INFOS ÉDITEUR
Parution aux éditions Bragelonne en aout 2016 Parution aux éditions Milady en mars 2017 Traduit par Marie PLOUX Un matin, des coups retentissent à la porte. Encore adolescente, Grace prend peur. Cette enfant sauvage vient de subir une greffe du coeur et refuse d’ouvrir à l’inconnue qui crie son nom. Quelques instants plus tard, elle assiste au meurtre de cette femme dans la neige. Il s’agit de sa mère, qu’elle n’a pas vue depuis onze ans. Enceinte jusqu’au cou, l’agent Macy Greeley est chargée d’enquêter sur cet assassinat et sur le passé de Grace. Elle revient sur les lieux d’une ancienne affaire, la disparition d’un groupe de jeunes filles à la frontière canadienne, des années plus tôt… (Source : Bragelonne – Pages : 384 – ISBN : 9782811209827 – Prix : 7,60 €) |
L’AVIS DE CATHIE L.
Poussières d’os, intitulé Bone Dust White en version originale parue en 2014, a été publié en 2016 par les éditions Bragelonne. Il est le premier titre de la série d’enquêtes menées par l’inspectrice Macy Greeley. Depuis, trois autres titres ont été publiés en Angleterre dont le 2e sortira en France en janvier 2018.

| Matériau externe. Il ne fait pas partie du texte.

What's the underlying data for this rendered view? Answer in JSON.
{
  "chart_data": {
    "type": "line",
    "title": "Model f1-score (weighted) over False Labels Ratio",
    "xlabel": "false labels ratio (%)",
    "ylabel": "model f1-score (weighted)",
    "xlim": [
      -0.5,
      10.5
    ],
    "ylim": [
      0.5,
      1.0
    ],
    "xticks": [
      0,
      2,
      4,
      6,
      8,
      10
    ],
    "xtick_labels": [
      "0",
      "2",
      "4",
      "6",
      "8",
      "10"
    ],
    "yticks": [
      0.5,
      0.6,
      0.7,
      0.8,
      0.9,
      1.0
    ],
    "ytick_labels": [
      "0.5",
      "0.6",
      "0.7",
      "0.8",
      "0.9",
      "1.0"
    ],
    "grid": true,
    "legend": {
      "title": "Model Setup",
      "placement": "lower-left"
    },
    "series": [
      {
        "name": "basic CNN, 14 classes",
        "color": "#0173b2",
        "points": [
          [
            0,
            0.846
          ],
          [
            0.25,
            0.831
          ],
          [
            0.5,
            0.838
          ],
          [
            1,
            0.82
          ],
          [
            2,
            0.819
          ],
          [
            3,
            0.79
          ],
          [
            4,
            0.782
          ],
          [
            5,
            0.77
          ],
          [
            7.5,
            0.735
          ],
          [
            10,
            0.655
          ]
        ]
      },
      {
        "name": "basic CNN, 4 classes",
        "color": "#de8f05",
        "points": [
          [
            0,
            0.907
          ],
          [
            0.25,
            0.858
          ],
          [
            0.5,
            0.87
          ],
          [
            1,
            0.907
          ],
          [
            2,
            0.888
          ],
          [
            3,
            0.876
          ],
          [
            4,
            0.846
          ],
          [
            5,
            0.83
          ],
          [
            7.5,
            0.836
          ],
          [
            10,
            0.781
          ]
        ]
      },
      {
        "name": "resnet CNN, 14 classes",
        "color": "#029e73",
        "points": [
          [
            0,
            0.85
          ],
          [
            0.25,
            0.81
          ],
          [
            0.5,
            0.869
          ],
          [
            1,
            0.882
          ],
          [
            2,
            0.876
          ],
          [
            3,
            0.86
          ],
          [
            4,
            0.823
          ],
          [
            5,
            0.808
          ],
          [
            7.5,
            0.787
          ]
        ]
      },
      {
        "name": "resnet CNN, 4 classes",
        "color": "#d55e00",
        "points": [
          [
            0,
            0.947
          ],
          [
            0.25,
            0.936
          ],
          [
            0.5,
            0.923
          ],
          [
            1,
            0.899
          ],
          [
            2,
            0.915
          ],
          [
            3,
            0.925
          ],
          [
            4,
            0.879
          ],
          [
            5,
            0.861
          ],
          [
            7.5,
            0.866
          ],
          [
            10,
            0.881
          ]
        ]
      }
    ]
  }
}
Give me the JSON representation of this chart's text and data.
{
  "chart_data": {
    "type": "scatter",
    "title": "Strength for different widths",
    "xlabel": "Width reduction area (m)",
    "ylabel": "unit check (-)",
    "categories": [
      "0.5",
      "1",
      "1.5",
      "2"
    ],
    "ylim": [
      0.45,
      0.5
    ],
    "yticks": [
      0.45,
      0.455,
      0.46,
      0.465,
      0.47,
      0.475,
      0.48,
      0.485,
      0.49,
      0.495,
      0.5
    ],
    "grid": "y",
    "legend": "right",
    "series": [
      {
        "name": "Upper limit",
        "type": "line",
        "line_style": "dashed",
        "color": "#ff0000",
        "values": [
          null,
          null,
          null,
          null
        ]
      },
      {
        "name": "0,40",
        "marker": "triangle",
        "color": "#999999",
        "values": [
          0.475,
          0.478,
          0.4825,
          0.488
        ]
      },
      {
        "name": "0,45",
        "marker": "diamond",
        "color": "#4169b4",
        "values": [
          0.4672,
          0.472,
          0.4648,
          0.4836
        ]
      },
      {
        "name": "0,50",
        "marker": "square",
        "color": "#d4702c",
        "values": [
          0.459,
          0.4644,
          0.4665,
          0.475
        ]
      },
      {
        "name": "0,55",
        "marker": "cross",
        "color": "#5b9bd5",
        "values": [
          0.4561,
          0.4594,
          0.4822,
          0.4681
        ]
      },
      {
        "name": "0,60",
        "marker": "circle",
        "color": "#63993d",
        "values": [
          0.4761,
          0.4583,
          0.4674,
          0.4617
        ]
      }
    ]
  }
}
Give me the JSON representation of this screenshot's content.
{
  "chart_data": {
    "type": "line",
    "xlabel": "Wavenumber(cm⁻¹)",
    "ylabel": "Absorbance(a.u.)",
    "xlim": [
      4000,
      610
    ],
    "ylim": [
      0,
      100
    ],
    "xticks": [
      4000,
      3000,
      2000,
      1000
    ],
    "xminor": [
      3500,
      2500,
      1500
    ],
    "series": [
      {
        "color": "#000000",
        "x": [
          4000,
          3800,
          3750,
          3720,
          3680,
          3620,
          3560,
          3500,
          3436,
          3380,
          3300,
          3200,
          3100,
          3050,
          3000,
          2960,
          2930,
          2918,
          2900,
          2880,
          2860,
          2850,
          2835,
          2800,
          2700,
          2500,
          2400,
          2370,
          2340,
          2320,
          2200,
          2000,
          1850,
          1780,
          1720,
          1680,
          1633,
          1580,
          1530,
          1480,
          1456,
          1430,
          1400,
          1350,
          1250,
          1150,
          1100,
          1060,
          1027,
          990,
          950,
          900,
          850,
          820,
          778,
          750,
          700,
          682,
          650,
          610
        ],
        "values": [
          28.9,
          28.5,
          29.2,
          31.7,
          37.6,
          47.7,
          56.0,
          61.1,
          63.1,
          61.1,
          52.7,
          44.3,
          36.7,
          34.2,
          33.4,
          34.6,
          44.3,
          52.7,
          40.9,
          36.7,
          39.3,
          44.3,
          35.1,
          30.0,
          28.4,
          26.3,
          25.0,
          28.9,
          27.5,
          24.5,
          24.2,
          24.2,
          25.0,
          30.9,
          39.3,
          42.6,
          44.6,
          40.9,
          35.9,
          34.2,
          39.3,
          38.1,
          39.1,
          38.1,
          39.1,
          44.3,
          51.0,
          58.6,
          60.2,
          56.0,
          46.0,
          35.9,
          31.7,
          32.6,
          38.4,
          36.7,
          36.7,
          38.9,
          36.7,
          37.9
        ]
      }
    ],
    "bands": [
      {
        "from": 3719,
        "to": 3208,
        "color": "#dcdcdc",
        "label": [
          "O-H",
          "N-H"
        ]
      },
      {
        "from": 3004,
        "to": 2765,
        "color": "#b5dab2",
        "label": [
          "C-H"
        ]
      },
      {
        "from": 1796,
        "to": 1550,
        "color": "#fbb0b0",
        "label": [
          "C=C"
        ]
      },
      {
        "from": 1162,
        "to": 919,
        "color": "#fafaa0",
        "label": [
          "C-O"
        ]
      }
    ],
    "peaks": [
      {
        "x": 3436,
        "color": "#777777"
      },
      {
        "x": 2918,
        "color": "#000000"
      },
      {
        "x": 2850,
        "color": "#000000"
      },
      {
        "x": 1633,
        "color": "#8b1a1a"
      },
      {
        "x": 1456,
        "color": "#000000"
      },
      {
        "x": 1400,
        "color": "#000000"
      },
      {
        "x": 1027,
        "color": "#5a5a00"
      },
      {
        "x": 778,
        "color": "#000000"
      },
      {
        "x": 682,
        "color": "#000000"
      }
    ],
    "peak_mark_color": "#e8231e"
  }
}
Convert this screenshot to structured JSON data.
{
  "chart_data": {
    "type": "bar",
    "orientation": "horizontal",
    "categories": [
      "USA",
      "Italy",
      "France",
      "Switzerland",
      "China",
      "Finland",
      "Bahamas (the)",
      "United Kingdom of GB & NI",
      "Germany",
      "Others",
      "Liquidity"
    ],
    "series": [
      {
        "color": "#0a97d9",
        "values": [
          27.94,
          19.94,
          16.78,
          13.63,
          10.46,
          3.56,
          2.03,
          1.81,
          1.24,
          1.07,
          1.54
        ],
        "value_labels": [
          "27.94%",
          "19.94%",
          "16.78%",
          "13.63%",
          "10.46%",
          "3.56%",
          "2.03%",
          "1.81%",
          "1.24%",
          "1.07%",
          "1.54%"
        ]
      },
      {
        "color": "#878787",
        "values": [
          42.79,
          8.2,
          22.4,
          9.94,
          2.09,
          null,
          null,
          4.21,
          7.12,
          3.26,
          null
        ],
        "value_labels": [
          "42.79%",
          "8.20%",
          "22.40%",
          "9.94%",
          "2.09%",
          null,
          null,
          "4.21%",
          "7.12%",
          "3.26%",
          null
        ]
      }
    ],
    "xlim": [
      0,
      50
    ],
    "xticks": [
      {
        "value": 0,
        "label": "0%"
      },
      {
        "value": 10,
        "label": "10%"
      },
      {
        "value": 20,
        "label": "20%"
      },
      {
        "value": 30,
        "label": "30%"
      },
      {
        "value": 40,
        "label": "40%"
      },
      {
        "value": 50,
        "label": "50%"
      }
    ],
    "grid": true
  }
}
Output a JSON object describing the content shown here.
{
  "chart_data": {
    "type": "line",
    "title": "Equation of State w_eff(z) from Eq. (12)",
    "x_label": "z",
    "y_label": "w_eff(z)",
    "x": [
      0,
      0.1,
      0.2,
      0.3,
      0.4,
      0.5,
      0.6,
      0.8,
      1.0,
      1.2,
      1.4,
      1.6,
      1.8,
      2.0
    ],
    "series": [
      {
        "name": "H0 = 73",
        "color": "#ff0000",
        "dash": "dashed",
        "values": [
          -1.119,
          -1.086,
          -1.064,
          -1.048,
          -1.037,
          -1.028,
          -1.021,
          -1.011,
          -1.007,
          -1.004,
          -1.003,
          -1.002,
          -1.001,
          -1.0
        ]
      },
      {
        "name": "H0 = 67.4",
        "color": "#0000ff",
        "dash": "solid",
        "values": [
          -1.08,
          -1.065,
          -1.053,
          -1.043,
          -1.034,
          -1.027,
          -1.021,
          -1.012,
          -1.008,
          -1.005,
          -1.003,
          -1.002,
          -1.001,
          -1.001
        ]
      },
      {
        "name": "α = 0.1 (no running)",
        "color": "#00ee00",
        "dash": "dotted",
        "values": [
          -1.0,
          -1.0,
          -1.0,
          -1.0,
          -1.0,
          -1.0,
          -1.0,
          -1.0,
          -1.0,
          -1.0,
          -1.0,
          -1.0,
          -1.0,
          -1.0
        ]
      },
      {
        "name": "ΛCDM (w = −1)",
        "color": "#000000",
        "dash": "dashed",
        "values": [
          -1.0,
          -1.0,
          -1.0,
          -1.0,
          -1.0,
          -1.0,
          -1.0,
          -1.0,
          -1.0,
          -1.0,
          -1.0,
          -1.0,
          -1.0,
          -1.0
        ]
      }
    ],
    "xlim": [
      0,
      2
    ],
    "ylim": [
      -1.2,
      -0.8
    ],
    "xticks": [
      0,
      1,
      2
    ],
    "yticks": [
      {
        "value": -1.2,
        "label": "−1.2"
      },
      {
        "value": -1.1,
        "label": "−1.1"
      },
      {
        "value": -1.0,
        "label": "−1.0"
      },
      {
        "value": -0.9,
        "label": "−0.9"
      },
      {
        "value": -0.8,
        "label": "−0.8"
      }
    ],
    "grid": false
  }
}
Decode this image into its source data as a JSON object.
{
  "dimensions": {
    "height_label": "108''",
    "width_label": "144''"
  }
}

Le roman est découpé en 28 chapitres qui s’enchaînent, racontant les événements de l’histoire chaque fois selon le point de vue d’un des trois protagonistes principaux: Macy, Grace et Jared que l’on voit pénétrer sur la scène, comme dans une pièce de théâtre, jouer sa représentation tout en éclairant l’intrigue de son point de vue personnel, et quitter le plateau jusqu’à sa prochaine scène. Du coup, le lecteur assiste au déroulement des événements à travers trois regards différents, ce qui crée la richesse du roman, chaque chapitre constituant une pièce du puzzle final renfermant les pensées, les souvenirs, les émotions et les ressentis des personnages principaux en un kaléidoscope aux mille couleurs.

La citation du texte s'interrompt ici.